AUTH/3471/2/21 - Complainant v Sanofi

Conduct of a representative

  • Received
    05 February 2021
  • Case number
    AUTH/3471/2/21
  • Applicable Code year
    2019
  • Completed
    09 August 2021
  • No breach Clause(s)
  • Additional sanctions
  • Appeal
    No appeal

Case Summary

A contactable complainant, who described him/herself as a nurse, raised concerns about the promotion of Toujeo (insulin glargine) in that towards the end of 2020, a Sanofi representative had emailed him/her Toujeo Coach invitations for webinars later in the year. The complainant had not given the representative or Sanofi permission to use him/her email. The complainant stated that the representative apologised but explained that he/she was under pressure, as permission to email and emails sent were being tracked by Sanofi and low performers made redundant. The complainant explained that that was why he/she had not named the representative but considered this a breach of General Data Protection Regulation (GDPR)

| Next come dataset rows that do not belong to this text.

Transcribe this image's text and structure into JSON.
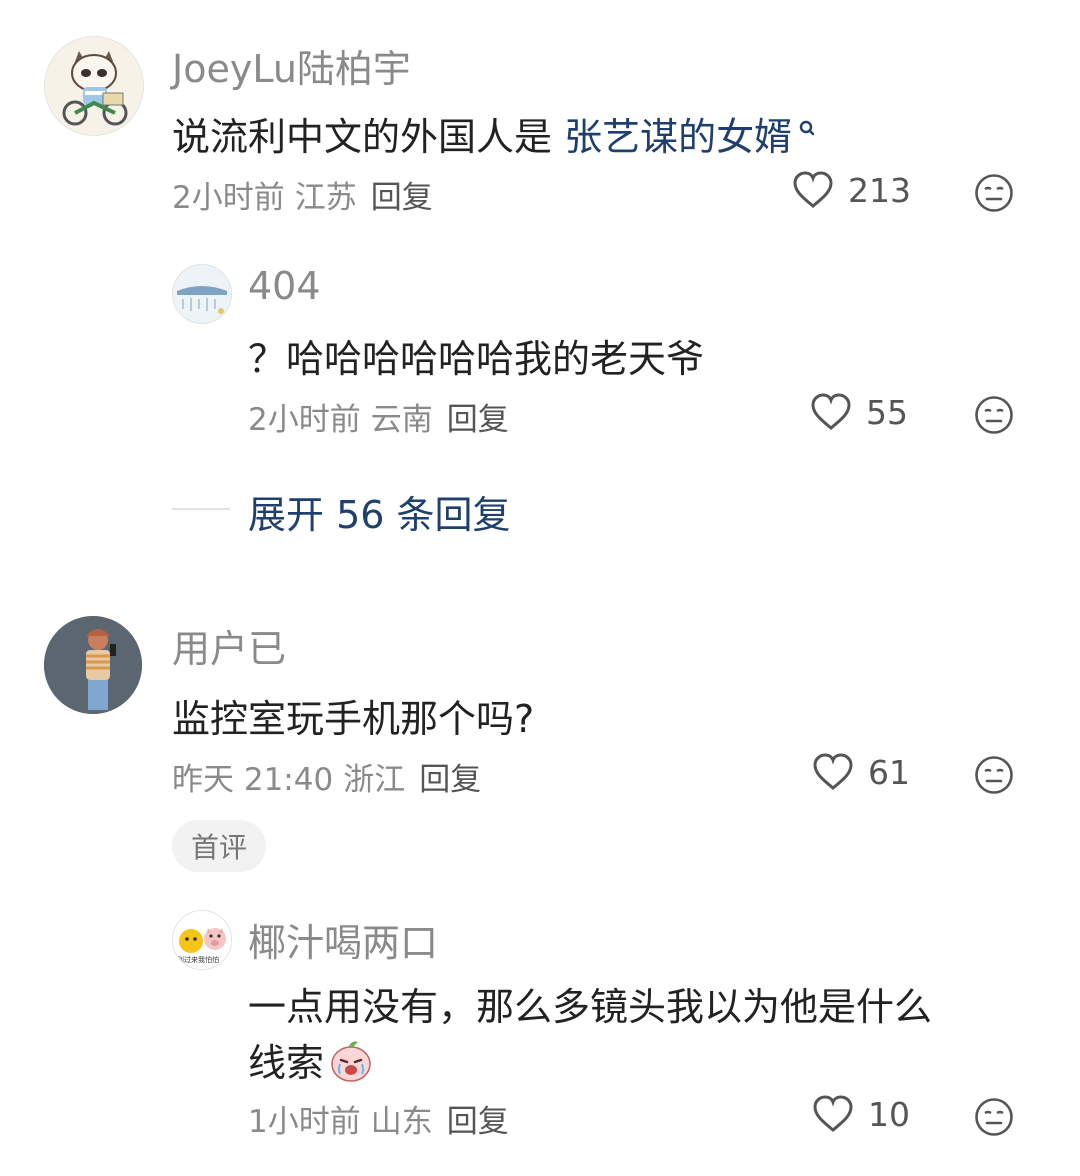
{
  "comments": [
    {
      "name": "JoeyLu陆柏宇",
      "text_prefix": "说流利中文的外国人是 ",
      "text_link": "张艺谋的女婿",
      "time": "2小时前",
      "location": "江苏",
      "reply": "回复",
      "likes": "213"
    },
    {
      "name": "404",
      "text": "？哈哈哈哈哈哈我的老天爷",
      "time": "2小时前",
      "location": "云南",
      "reply": "回复",
      "likes": "55"
    },
    {
      "expand": "展开 56 条回复"
    },
    {
      "name": "用户已",
      "text": "监控室玩手机那个吗?",
      "time": "昨天 21:40",
      "location": "浙江",
      "reply": "回复",
      "likes": "61",
      "badge": "首评"
    },
    {
      "name": "椰汁喝两口",
      "text_line1": "一点用没有，那么多镜头我以为他是什么",
      "text_line2": "线索",
      "time": "1小时前",
      "location": "山东",
      "reply": "回复",
      "likes": "10",
      "avatar_text": "别过来我怕怕"
    }
  ],
  "icons": {
    "like": "heart-outline-icon",
    "more": "neutral-face-icon",
    "search": "search-icon",
    "emoji": "crying-peach-emoji"
  },
  "colors": {
    "link": "#1f3f6e",
    "secondary": "#8a8a8a",
    "primary": "#222222"
  }
}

The detailed response from Sanofi is given below.

The Panel noted that a complainant had the burden of proving his/her complaint on the balance of probabilities. All complaints were judged on the evidence provided by the parties. The complainant had not named the representative and had requested that the matter be looked into anonymously. The Panel could not ask the complainant for further details and, overall, it considered that there was insufficient information to allow Sanofi to clearly identify the particular circumstances or for it to know whether the complainant had given permission to be contacted by email.

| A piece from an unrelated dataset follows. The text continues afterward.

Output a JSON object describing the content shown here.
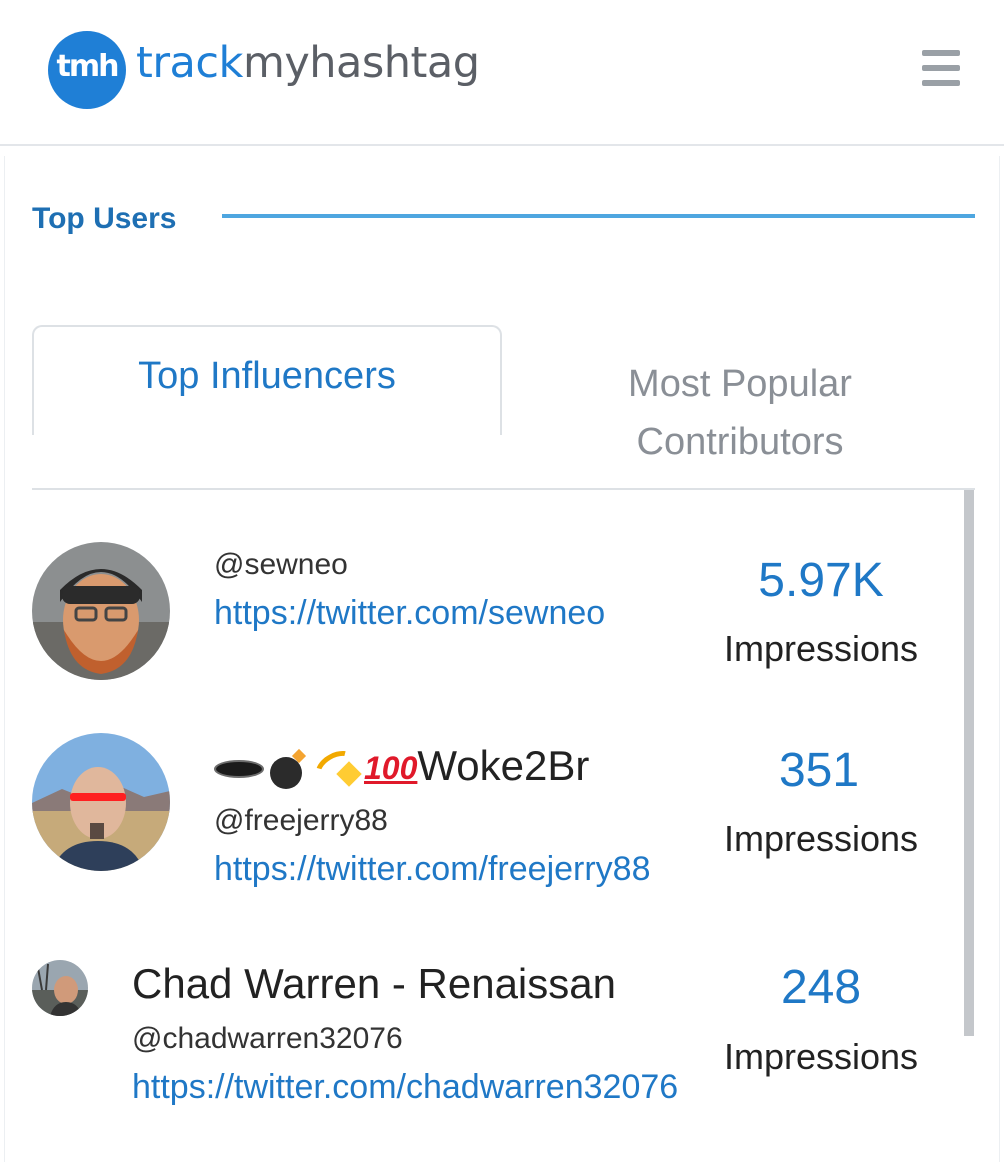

The Panel noted Sanofi’s submission about the arrangements for ensuring that representatives had permission to email health professionals. The company had restructured its diabetes sales force in September/October 2020 with the intention of retaining the highest performing, ‘fit for the future’ people. As part of that exercise, the company had retrospectively assessed each representative’s customers’ provision of consent for receipt of direct marketing/promotional materials by email and his/her customers’ participation in virtual meetings. Whilst this might increase the pressure on the representative to email health professionals, the Panel noted that the assessment was retrospective and so it queried whether it could have had any influence on representative behaviour. It was possible that the representative was concerned that such an exercise might happen in the future. In any event, it appeared that the restructuring exercise was completed by mid October 2020, by which time all those impacted by the reorganisation had been advised of their own outcome; Sanofi assumed that the complainant had referred to emails sent by representatives to UK health professionals in November 2020.

The Panel noted that representatives were briefed only to email Toujeo prescribers who had given their consent to receive direct promotional emails. The Panel noted that as of March 2020, there were no activity metrics for input measures such as expected or actual customer contacts. Based on the evidence before it, the Panel did not consider that Sanofi’s briefings advocated any course of action which would be likely to lead to a breach of the Code in relation to invitations to the meetings at issue.

There was no information before the Panel that Sanofi had breached GDPR as alleged.

A judgement had to be made on the available evidence bearing in mind the extreme dissatisfaction usually necessary on the part of an individual before he/she was moved to submit a complaint. The Panel did not consider that the complainant, who bore the burden of proof, had established his/her case on the balance of probabilities in relation to the emails which he/she stated had been received from the representative. The Panel therefore ruled no breaches of the Code.